AAID is an association created on 16 December 2014 under French law (Loi du 1er juillet 1901 relative au contrat d’association) and headquartered at 140 Faubourg Saint Honoré in Paris.

The initiative to create AAID was taken after the important judgment of the European Court of Justice of May 13th 2014 (known as the “Right to be Forgotten”). We learned about the fate of over hundreds of victims all over the world who suffered and continue to suffer the consequences of defamation, denigration and cyberbullying on job loss, divorce, virtual destruction of their lives and despair leading even to suicide (according to information released by Google in 2015, 218,320 requests to remove links have been made in Europe).

In the course of our discussions with such victims we acquired substantial information as to the true nature and scope of the problem.

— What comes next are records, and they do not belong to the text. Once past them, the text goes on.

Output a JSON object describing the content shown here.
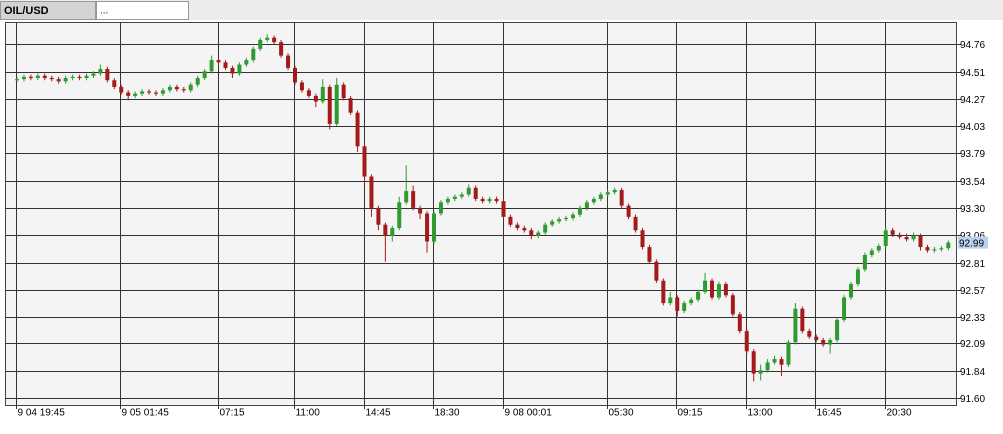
{
  "tabs": [
    "OIL/USD",
    "..."
  ],
  "chart_data": {
    "type": "candlestick",
    "categories": [
      "9 04 19:45",
      null,
      null,
      null,
      null,
      null,
      null,
      null,
      null,
      null,
      null,
      null,
      null,
      null,
      null,
      "9 05 01:45",
      null,
      null,
      null,
      null,
      null,
      null,
      null,
      null,
      null,
      null,
      null,
      null,
      null,
      "07:15",
      null,
      null,
      null,
      null,
      null,
      null,
      null,
      null,
      null,
      null,
      "11:00",
      null,
      null,
      null,
      null,
      null,
      null,
      null,
      null,
      null,
      "14:45",
      null,
      null,
      null,
      null,
      null,
      null,
      null,
      null,
      null,
      "18:30",
      null,
      null,
      null,
      null,
      null,
      null,
      null,
      null,
      null,
      "9 08 00:01",
      null,
      null,
      null,
      null,
      null,
      null,
      null,
      null,
      null,
      null,
      null,
      null,
      null,
      null,
      "05:30",
      null,
      null,
      null,
      null,
      null,
      null,
      null,
      null,
      null,
      "09:15",
      null,
      null,
      null,
      null,
      null,
      null,
      null,
      null,
      null,
      "13:00",
      null,
      null,
      null,
      null,
      null,
      null,
      null,
      null,
      null,
      "16:45",
      null,
      null,
      null,
      null,
      null,
      null,
      null,
      null,
      null,
      "20:30",
      null,
      null,
      null,
      null,
      null,
      null,
      null,
      null,
      null
    ],
    "open": [
      94.44,
      94.45,
      94.47,
      94.46,
      94.48,
      94.46,
      94.45,
      94.43,
      94.46,
      94.47,
      94.46,
      94.48,
      94.5,
      94.54,
      94.44,
      94.38,
      94.33,
      94.3,
      94.32,
      94.34,
      94.33,
      94.32,
      94.35,
      94.38,
      94.36,
      94.35,
      94.4,
      94.46,
      94.52,
      94.62,
      94.6,
      94.55,
      94.5,
      94.58,
      94.62,
      94.72,
      94.8,
      94.82,
      94.78,
      94.66,
      94.55,
      94.42,
      94.35,
      94.3,
      94.25,
      94.38,
      94.05,
      94.4,
      94.28,
      94.15,
      93.85,
      93.58,
      93.3,
      93.15,
      93.05,
      93.12,
      93.35,
      93.45,
      93.3,
      93.25,
      93.0,
      93.25,
      93.35,
      93.38,
      93.4,
      93.42,
      93.48,
      93.38,
      93.36,
      93.38,
      93.36,
      93.22,
      93.15,
      93.12,
      93.1,
      93.05,
      93.08,
      93.15,
      93.18,
      93.2,
      93.21,
      93.24,
      93.3,
      93.35,
      93.38,
      93.42,
      93.44,
      93.46,
      93.32,
      93.22,
      93.1,
      92.95,
      92.82,
      92.65,
      92.45,
      92.5,
      92.38,
      92.45,
      92.48,
      92.55,
      92.65,
      92.5,
      92.62,
      92.52,
      92.35,
      92.2,
      92.02,
      91.82,
      91.85,
      91.92,
      91.95,
      91.9,
      92.1,
      92.4,
      92.2,
      92.15,
      92.12,
      92.08,
      92.12,
      92.3,
      92.5,
      92.62,
      92.75,
      92.88,
      92.92,
      92.96,
      93.1,
      93.06,
      93.04,
      93.02,
      93.05,
      92.95,
      92.92,
      92.93,
      92.94
    ],
    "high": [
      94.47,
      94.49,
      94.49,
      94.5,
      94.5,
      94.48,
      94.47,
      94.48,
      94.49,
      94.49,
      94.5,
      94.52,
      94.58,
      94.56,
      94.46,
      94.4,
      94.35,
      94.34,
      94.36,
      94.36,
      94.35,
      94.37,
      94.4,
      94.4,
      94.38,
      94.42,
      94.48,
      94.54,
      94.66,
      94.64,
      94.62,
      94.57,
      94.6,
      94.64,
      94.74,
      94.82,
      94.85,
      94.84,
      94.8,
      94.68,
      94.57,
      94.44,
      94.37,
      94.32,
      94.45,
      94.4,
      94.46,
      94.42,
      94.3,
      94.17,
      93.87,
      93.6,
      93.32,
      93.17,
      93.14,
      93.4,
      93.68,
      93.5,
      93.32,
      93.27,
      93.27,
      93.37,
      93.4,
      93.42,
      93.44,
      93.51,
      93.5,
      93.4,
      93.4,
      93.4,
      93.38,
      93.24,
      93.17,
      93.14,
      93.12,
      93.1,
      93.17,
      93.2,
      93.22,
      93.23,
      93.26,
      93.32,
      93.37,
      93.4,
      93.44,
      93.46,
      93.48,
      93.48,
      93.34,
      93.24,
      93.12,
      92.97,
      92.84,
      92.67,
      92.55,
      92.52,
      92.47,
      92.5,
      92.57,
      92.72,
      92.67,
      92.64,
      92.64,
      92.54,
      92.37,
      92.22,
      92.04,
      91.9,
      91.95,
      91.98,
      91.97,
      92.12,
      92.45,
      92.42,
      92.22,
      92.17,
      92.14,
      92.14,
      92.32,
      92.52,
      92.64,
      92.77,
      92.9,
      92.94,
      92.98,
      93.13,
      93.12,
      93.08,
      93.07,
      93.08,
      93.07,
      92.97,
      92.95,
      92.96,
      93.01
    ],
    "low": [
      94.42,
      94.43,
      94.44,
      94.44,
      94.44,
      94.43,
      94.41,
      94.41,
      94.44,
      94.44,
      94.44,
      94.46,
      94.48,
      94.42,
      94.36,
      94.31,
      94.26,
      94.28,
      94.3,
      94.31,
      94.3,
      94.3,
      94.33,
      94.34,
      94.33,
      94.33,
      94.38,
      94.44,
      94.5,
      94.58,
      94.53,
      94.46,
      94.48,
      94.56,
      94.6,
      94.7,
      94.78,
      94.76,
      94.64,
      94.53,
      94.4,
      94.33,
      94.28,
      94.2,
      94.23,
      94.0,
      94.03,
      94.26,
      94.13,
      93.8,
      93.5,
      93.22,
      93.1,
      92.82,
      93.0,
      93.1,
      93.33,
      93.28,
      93.2,
      92.9,
      92.98,
      93.23,
      93.33,
      93.36,
      93.38,
      93.4,
      93.36,
      93.34,
      93.34,
      93.34,
      93.2,
      93.13,
      93.1,
      93.08,
      93.02,
      93.03,
      93.06,
      93.13,
      93.16,
      93.18,
      93.19,
      93.22,
      93.28,
      93.33,
      93.36,
      93.4,
      93.42,
      93.3,
      93.2,
      93.08,
      92.93,
      92.8,
      92.63,
      92.43,
      92.43,
      92.33,
      92.36,
      92.43,
      92.46,
      92.53,
      92.48,
      92.48,
      92.5,
      92.33,
      92.18,
      92.0,
      91.75,
      91.76,
      91.83,
      91.9,
      91.8,
      91.88,
      92.08,
      92.18,
      92.13,
      92.1,
      92.06,
      92.0,
      92.1,
      92.28,
      92.48,
      92.6,
      92.73,
      92.86,
      92.9,
      92.94,
      93.04,
      93.02,
      93.0,
      93.0,
      92.92,
      92.9,
      92.9,
      92.91,
      92.92
    ],
    "close": [
      94.45,
      94.47,
      94.46,
      94.48,
      94.46,
      94.45,
      94.43,
      94.46,
      94.47,
      94.46,
      94.48,
      94.5,
      94.54,
      94.44,
      94.38,
      94.33,
      94.3,
      94.32,
      94.34,
      94.33,
      94.32,
      94.35,
      94.38,
      94.36,
      94.35,
      94.4,
      94.46,
      94.52,
      94.62,
      94.6,
      94.55,
      94.5,
      94.58,
      94.62,
      94.72,
      94.8,
      94.82,
      94.78,
      94.66,
      94.55,
      94.42,
      94.35,
      94.3,
      94.25,
      94.38,
      94.05,
      94.4,
      94.28,
      94.15,
      93.85,
      93.58,
      93.3,
      93.15,
      93.05,
      93.12,
      93.35,
      93.45,
      93.3,
      93.25,
      93.0,
      93.25,
      93.35,
      93.38,
      93.4,
      93.42,
      93.48,
      93.38,
      93.36,
      93.38,
      93.36,
      93.22,
      93.15,
      93.12,
      93.1,
      93.05,
      93.08,
      93.15,
      93.18,
      93.2,
      93.21,
      93.24,
      93.3,
      93.35,
      93.38,
      93.42,
      93.44,
      93.46,
      93.32,
      93.22,
      93.1,
      92.95,
      92.82,
      92.65,
      92.45,
      92.5,
      92.38,
      92.45,
      92.48,
      92.55,
      92.65,
      92.5,
      92.62,
      92.52,
      92.35,
      92.2,
      92.02,
      91.82,
      91.85,
      91.92,
      91.95,
      91.9,
      92.1,
      92.4,
      92.2,
      92.15,
      92.12,
      92.08,
      92.12,
      92.3,
      92.5,
      92.62,
      92.75,
      92.88,
      92.92,
      92.96,
      93.1,
      93.06,
      93.04,
      93.02,
      93.05,
      92.95,
      92.92,
      92.93,
      92.94,
      92.99
    ],
    "up_color": "#2f9a2f",
    "down_color": "#a31a1a",
    "ylim": [
      91.54,
      94.96
    ],
    "yticks": [
      94.76,
      94.51,
      94.27,
      94.03,
      93.79,
      93.54,
      {
        "value": 93.3,
        "label": "93.30"
      },
      93.06,
      92.81,
      92.57,
      92.33,
      92.09,
      91.84,
      {
        "value": 91.6,
        "label": "91.60"
      }
    ],
    "grid": true,
    "last_price": 92.99
  }
}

In particular, we learned how easy it is to become a victim.

All it takes is that somebody dislikes you for whatever reason triggering the dramatic and tragic consequences that we have seen above.

We quickly understood however that the need to regulate was far greater than we had originally envisaged.

Whatever is accessible on the Internet haunts you (in your private and in your business life) for the rest of your life and the reason for disapproval against you from potential employers, banks, business contacts, consumers and “friends” is most often couched in secrecy.

Two years after the creation of AAID (2016, red.) it is more clear than ever that failure to provide content regulation on the Internet causes not only personal tragedies but is also putting our democratic societies at risk by allowing safe havens for radicalization, fake news and manipulation of all kinds.

AAID’s Leitmotif is the introduction of a general standard of accountability on the Internet.

A standard which to a large extent is applied by existing regulations around the world to the media.

The same standard is already applied on the Internet in a very specific field i.e. intellectual property but is not applied to human integrity.

Why should human integrity deserve less protection than human creativity?

We are all born with dignity and integrity. Few of us arrive at a level of accomplishment which from a strict legal point of view enjoys intellectual property protection. Clearly the ancient and now anachronistic concept of limiting protection to values that may be directly translated into their monetary counterpart can no longer be defended in an environment where reputation has become a matter of societal integration and survival.

It is true that intellectual property rights can easily be monetized, but the value of integrity far exceeds such monetization and actually deserves a higher level of protection in the online world.

We are staunch defenders of free speech but at the same time we have to concede that free speech is not the only value that deserves protection and that unfortunately the Internet offers increasing challenges to those other values.

How many human tragedies have we not experienced already as a consequence of harassment, bullying hate speech, incitement to discrimination, apology for genocide, radicalization and now “fake news’’.

It is our firm belief that a certain level of regulation is indispensable.

Is the Internet the first invention in history liberated from abuse and relieved of legislative checks and balances?

There is no such thing as an unlimited and unrestrained license in society or human interaction. The alternative negates such interaction.

It is also a misconception that the laws of the off-line world should not apply to the online world.

The theoretical justification for such a stance fails to meet the test of reality.

We are constantly reminded of the stark contrast between utopian libertarianism and reality.

The scourge of terrorism catalysed by the net and recent manipulation of democratic processes by dissemination of fake news are tangible demonstrations of missed opportunities.

In light of the above, we promote the establishment of a better regulation of Cyberspace so that the protection of individual fundamental rights is ensured in the online world.

We have recently learned about challenges created by social media in terms of “Echo Chambers” i.e. groups within groups that galvanize their own beliefs and choices in life and thereby create vicious circles of hatred, radicalization, cyber bullying, etc.

These “Echo Chambers” are meant to identify consumer groups and thereby increase focused advertising and revenues. Hence, we are essentially dealing with a clash between a business model and societal values.

Accountability and regulation are imperative.

We have come to the conclusion that content regulation also in this regard is not an option. It’s a necessity.